The prevailing view among readers, many of whom are healthcare professionals working in primary care, is that drug companies, rather than patients, have most to gain from proposed switches to OTC availability.

DTB readers were quizzed about plans being considered by the drugs regulator, the Medicines and Healthcare products Regulatory Agency (MHRA), to make trimethoprim and tamsulosin (Flomax) available over the counter.

Trimethoprim is an antibiotic, commonly used to treat women with symptoms of the urinary infection cystitis, while tamsulosin is prescribed for urinary symptoms related to an enlarged prostate gland (benign prostatic hyperplasia).

Most of the 251 survey respondents disagreed with the plans.

Almost two thirds (64.5%) felt the move to make trimethoprim available in pharmacies without prescription was a bad idea. And over half (58.2%) of all respondents cited a consequent increase in antibiotic resistance as their main concern.
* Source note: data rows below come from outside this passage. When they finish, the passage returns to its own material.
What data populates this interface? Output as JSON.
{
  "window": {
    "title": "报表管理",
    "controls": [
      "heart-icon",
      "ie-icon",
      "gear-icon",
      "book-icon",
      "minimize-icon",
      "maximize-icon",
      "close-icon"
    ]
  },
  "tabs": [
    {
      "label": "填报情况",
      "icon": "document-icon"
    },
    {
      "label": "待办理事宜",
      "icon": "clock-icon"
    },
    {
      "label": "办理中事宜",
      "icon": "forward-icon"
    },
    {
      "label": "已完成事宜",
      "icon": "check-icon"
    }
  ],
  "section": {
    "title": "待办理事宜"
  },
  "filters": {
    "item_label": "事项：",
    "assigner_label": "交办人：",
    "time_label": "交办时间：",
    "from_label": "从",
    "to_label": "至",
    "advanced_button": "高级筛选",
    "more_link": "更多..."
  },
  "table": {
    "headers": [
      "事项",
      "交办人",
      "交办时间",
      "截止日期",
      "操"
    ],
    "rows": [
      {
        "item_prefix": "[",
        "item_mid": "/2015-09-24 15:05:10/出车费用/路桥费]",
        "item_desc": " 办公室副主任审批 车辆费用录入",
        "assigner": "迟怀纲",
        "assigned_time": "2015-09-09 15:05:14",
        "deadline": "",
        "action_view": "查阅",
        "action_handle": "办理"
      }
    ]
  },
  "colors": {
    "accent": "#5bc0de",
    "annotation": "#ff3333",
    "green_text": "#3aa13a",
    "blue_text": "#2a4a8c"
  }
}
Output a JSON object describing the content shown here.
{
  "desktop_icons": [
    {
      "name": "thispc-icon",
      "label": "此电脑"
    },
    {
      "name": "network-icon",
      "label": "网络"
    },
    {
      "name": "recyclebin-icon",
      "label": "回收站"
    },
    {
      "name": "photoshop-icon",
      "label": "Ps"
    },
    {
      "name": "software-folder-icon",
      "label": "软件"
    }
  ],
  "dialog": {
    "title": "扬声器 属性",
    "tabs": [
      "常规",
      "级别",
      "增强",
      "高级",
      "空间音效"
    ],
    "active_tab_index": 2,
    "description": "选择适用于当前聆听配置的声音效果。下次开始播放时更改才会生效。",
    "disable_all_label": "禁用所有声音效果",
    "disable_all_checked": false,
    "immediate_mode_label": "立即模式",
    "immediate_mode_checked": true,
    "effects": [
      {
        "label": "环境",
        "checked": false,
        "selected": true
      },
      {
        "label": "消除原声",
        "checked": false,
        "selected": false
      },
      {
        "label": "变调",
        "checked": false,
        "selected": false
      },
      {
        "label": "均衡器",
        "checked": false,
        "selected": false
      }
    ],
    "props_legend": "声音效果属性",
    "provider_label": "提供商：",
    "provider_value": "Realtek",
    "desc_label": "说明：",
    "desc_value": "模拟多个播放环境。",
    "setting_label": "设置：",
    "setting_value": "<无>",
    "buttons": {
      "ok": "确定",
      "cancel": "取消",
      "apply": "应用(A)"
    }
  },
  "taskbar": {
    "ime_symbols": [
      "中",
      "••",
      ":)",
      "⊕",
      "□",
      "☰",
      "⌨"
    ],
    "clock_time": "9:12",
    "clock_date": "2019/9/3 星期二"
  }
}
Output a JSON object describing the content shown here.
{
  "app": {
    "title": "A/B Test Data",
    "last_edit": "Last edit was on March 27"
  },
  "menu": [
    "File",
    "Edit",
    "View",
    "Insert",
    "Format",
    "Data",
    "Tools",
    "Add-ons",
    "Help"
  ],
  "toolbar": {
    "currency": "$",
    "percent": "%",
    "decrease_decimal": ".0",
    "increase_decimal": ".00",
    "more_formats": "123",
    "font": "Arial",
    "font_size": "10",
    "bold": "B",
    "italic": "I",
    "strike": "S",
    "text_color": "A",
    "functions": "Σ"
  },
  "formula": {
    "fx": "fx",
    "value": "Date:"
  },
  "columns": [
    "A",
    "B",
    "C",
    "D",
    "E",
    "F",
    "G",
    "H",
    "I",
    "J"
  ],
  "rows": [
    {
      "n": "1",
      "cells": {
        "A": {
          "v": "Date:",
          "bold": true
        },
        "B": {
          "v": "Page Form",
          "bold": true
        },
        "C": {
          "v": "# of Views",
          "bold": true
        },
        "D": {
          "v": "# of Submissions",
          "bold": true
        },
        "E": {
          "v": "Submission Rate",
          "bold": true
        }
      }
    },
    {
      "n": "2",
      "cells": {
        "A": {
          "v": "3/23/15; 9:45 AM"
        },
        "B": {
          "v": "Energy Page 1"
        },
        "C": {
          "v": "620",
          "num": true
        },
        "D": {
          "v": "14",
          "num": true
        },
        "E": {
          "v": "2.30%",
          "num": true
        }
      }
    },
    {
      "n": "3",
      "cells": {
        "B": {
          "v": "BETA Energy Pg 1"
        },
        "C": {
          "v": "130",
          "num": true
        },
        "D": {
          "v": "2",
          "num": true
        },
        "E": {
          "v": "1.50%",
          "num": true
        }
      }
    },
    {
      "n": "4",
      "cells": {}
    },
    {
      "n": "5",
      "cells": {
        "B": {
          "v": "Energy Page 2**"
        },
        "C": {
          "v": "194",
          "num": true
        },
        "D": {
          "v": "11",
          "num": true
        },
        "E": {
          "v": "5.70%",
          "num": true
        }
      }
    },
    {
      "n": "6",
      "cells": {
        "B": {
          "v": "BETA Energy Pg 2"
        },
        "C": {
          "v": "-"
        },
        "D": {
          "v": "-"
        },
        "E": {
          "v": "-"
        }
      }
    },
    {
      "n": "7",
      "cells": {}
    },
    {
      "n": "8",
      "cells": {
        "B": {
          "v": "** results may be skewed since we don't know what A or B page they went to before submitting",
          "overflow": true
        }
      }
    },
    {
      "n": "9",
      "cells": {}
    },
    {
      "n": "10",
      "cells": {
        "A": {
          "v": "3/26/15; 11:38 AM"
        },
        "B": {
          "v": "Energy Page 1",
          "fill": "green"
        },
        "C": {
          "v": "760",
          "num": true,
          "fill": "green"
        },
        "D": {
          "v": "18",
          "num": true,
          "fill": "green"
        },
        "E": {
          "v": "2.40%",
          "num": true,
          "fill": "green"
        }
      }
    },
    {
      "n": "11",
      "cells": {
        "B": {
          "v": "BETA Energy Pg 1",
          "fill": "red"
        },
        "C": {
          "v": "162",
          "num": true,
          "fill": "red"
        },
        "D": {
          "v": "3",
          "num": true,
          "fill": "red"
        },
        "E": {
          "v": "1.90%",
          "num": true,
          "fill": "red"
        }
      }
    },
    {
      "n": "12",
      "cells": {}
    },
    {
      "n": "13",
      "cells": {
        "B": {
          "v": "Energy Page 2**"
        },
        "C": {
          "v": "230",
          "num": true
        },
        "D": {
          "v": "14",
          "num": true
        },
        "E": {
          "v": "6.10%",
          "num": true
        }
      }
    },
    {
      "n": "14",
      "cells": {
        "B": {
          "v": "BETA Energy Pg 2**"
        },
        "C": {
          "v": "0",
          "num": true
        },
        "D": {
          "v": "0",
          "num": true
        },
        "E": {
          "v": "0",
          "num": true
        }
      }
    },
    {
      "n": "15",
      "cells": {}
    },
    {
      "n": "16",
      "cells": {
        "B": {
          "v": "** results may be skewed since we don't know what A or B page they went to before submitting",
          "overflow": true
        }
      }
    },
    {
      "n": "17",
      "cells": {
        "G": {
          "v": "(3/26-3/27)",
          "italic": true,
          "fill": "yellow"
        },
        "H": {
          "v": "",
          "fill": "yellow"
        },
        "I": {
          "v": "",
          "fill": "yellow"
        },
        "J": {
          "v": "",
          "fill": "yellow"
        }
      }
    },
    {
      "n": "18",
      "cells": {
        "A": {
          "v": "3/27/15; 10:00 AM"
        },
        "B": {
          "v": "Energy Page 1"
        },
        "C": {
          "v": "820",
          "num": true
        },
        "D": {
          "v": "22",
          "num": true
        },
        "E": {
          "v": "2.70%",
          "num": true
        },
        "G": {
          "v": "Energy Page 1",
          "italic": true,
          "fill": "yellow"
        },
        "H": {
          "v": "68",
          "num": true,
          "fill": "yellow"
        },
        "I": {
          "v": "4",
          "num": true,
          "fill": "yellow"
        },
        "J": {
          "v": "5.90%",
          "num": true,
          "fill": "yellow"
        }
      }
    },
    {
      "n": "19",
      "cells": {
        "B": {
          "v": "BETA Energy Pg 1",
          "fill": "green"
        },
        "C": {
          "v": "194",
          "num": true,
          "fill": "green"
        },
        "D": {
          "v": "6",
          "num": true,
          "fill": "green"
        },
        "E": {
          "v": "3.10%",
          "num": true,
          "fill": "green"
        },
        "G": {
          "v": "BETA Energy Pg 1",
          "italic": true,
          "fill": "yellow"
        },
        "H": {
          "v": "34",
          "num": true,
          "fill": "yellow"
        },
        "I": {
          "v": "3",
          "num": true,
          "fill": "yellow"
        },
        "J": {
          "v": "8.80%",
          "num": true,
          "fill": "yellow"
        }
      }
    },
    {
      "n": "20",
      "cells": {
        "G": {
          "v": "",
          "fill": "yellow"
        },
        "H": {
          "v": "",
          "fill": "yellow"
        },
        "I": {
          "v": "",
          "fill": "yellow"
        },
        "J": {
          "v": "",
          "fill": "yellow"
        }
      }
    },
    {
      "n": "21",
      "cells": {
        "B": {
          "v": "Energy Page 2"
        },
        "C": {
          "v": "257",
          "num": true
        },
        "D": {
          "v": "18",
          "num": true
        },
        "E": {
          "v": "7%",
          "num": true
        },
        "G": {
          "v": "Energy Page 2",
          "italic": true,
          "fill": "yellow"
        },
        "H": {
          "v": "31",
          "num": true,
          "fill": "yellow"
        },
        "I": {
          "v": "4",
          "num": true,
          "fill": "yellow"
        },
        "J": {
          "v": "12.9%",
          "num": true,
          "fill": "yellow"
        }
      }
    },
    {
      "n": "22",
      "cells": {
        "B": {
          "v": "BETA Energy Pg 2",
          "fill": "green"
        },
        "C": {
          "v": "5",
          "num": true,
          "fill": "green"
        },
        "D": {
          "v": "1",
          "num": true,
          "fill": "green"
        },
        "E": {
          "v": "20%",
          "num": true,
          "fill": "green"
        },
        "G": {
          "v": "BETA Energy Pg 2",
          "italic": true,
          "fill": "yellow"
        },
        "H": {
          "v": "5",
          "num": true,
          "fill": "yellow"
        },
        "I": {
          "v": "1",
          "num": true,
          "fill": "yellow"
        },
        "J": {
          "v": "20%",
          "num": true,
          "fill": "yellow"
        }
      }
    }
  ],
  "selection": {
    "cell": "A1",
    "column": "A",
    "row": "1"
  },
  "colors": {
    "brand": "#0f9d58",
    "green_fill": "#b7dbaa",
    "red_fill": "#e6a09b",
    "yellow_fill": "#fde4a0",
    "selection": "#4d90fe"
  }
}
Furthermore, just over half (52.2%) felt that patients might misdiagnose their symptoms, while a similar proportion (51%) thought that OTC availability might encourage patients to overuse or misuse the drug.

The proposal to make tamsulosin available without prescription was rejected by even more respondents - four out of five (79.7%) - with most (just under 73%) citing the risk of misdiagnosis by patients as their main concern.

And seven in 10 (70.9%) said that OTC availability could delay patients from seeking help for more serious underlying disease.

Overall, most respondents felt that the needs and wishes of the public and the NHS should be the key driver for a switch to OTC status.

But one in three (32%) felt that drug companies would benefit most from an OTC switch for trimethoprim, while over half (54%) felt this about an OTC switch for tamsulosin.

In both cases, more respondents felt that the needs and wishes of drug companies, rather than those of the public and the NHS, would have the most sway on whether the switch happened.

The results also show that respondents are less than impressed with the reclassification of the 10 mg dose of the cholesterol-lowering statin drug simvastatin to OTC availability.

This switch, which happened in 2004, was hailed by government and the regulator as promoting much wider access to a safe and effective drug that would help prevent serious heart disease among people at risk. But around three in five respondents (58.6%) said that there was a lack of evidence that this low dose was effective for those in the target group.

And almost six out of 10 (57.0%) said the move was unlikely to have substantially reduced the number of heart attacks and deaths from coronary heart disease in the general population.

The same proportion (57%) said that they did not think OTC availability had reduced GPs' workload either.

And almost seven out of 10 (68.9%) said that they didn't think the public even knew that the drug could be bought over the counter in pharmacies.

Commenting on the survey results, Dr Ike Iheanacho, editor of DTB, said: "The survey indicates major concerns about proposals to make certain medicines available without prescription. Healthcare professionals seem largely unconvinced that these changes would provide net benefits to patients. They are also sceptical about the motives underlying the proposed switches. We believe that the regulator must take such worries seriously."